Most of the decisions I make originate from intuition. Sometimes they are viewed as impulsive. Sometimes they actually are impulsive. But most of them are based on the knowledge that I have at the moment. I do this in my artwork, too. I make artwork based on the knowledge that I have at the moment. And I make no distinction between art, craft or production. Each may have a different end goal, but all come from a need that I must fulfill. An idea, a concept that needs to express itself by way of the skill I have. A lot of what I do, I follow a formula to carry out the process. And as much as I follow the formula, I still don’t have complete control over the outcome. The piece has a life of it’s own. And I try not to get too disappointed when it doesn’t turn out precisely the way I wanted. I work hard to tamp down my expectations of what it should look like and let it be what it wants to be, and work with it from there. I make it work. What else can I do?

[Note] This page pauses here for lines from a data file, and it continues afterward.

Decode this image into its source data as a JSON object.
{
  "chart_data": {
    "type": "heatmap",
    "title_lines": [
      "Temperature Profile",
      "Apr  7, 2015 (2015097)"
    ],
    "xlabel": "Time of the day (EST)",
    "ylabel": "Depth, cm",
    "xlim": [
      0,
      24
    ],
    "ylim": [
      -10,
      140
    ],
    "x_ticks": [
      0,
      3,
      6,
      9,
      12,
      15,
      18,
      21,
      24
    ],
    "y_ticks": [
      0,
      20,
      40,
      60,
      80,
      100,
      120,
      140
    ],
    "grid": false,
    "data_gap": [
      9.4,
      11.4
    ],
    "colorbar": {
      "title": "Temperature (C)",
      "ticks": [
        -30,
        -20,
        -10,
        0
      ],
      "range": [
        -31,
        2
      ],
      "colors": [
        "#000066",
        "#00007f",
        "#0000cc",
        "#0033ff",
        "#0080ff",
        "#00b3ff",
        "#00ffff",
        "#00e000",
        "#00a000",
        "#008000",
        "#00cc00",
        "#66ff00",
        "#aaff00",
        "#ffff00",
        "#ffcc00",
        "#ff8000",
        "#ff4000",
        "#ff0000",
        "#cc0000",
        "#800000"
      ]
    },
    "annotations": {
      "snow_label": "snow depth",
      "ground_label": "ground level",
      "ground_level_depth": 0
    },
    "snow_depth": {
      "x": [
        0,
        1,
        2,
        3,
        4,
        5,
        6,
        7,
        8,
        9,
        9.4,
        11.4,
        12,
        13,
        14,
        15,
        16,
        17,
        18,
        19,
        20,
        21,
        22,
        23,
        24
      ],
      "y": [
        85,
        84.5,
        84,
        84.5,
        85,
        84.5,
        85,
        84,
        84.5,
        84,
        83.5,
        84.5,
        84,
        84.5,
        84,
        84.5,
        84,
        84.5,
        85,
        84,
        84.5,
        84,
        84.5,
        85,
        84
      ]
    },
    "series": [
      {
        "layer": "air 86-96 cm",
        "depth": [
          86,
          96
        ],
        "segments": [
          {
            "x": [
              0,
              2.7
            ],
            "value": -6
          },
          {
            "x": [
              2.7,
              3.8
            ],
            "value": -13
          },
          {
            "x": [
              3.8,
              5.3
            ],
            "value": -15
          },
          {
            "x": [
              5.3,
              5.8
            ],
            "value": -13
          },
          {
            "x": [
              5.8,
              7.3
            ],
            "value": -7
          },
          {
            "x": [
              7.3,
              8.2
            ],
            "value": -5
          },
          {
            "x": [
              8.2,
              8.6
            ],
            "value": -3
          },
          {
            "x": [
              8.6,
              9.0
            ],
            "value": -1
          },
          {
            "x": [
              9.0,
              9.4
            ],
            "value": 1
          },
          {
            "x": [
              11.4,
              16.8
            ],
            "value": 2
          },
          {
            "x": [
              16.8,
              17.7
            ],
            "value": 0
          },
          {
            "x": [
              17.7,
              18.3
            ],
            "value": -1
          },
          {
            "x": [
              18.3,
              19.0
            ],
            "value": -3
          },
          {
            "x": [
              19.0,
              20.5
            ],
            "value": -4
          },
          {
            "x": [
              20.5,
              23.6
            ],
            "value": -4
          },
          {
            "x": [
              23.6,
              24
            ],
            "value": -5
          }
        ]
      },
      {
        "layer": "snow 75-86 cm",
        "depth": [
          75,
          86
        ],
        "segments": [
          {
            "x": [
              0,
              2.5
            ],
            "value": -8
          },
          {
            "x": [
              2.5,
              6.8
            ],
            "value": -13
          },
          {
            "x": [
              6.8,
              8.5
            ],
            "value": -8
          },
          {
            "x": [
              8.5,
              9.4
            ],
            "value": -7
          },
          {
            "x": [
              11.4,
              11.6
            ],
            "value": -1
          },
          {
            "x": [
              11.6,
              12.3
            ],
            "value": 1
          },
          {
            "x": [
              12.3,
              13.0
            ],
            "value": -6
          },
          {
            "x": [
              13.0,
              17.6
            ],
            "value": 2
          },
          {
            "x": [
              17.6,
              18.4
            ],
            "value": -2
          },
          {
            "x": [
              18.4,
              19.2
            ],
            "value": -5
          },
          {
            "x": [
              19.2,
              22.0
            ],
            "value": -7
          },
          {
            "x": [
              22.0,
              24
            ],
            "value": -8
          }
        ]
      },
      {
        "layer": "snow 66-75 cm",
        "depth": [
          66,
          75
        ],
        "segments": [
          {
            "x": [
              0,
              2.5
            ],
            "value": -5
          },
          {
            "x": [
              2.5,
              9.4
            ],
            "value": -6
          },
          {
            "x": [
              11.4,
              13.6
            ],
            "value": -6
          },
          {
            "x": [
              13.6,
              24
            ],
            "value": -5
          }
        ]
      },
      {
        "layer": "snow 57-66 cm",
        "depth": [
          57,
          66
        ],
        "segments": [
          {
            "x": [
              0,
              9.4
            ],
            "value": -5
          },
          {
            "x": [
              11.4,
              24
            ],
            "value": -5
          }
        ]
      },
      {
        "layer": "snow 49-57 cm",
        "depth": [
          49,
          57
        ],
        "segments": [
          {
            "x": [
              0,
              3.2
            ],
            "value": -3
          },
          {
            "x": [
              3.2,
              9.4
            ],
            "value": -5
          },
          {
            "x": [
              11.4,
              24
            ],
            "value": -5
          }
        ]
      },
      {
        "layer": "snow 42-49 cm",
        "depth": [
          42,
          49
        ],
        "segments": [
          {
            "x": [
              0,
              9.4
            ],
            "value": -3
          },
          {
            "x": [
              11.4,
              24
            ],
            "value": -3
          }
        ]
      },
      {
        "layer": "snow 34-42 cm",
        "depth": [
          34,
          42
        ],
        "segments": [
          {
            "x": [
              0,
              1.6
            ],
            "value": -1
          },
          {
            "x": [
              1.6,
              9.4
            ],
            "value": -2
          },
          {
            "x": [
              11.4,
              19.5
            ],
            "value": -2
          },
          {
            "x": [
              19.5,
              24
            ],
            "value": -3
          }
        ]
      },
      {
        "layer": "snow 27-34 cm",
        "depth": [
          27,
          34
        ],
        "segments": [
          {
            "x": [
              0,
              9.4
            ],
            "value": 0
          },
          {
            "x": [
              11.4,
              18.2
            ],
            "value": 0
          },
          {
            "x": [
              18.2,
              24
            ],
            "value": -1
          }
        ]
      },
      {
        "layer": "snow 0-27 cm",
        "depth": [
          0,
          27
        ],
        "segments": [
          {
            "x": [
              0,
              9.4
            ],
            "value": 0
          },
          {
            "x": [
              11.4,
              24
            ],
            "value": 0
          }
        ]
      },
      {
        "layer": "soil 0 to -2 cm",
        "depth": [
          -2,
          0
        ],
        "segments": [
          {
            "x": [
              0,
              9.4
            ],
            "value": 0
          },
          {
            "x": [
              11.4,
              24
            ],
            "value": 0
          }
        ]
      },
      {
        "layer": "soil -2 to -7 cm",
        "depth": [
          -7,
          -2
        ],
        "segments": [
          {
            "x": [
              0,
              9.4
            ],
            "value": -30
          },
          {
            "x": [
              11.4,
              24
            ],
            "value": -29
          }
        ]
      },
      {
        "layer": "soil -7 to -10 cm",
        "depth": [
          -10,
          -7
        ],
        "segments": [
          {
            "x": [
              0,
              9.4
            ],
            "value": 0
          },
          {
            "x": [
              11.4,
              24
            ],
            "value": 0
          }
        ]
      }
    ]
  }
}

Another common misconception- that to be a master you must have complete proficiency over the process and know exactly how it will turn out. I don’t know if this is necessarily a truth. It doesn’t allow for the artwork to speak- for itself or for you. And it keeps people from experimenting with art. I can’t tell you how many times I’ve heard students in art class complain they can’t even make a stick figure-that’s why you’re in the class; to learn, to practice, to get better and progress in skill. I have an intimate knowledge of the materials. But even with that, unique, brief moments can happen, that will never happen again, which changes something in the process. This incident then challenges everything I know and have known for the past umpteen years. I can either allow it to be and work with it, or scrap the whole thing. I’m still learning. And I’m curious, so I will continue to learn.
And one more misconception is creativity is limited to art in one form or another. I’ve chosen the visual form of art and the process of textiles because it’s something I relate to more than any other form out there. But it’s creative to come up with a sales pitch and it’s creative to come up with a scientific theory and test it’s truth. Creativity isn’t bound to any specific form. The only boundaries to creativity are the ones I create. That’s why it’s important to continue to learn and stay curious. To stay intimately acquainted with creativity is to follow a path that isn’t necessarily easy and sometimes ugly, but can lead to some pretty amazing things, circumstances and people. It’s a never ending, every changing path that I’ve consciously, yet intuitively, chosen to walk.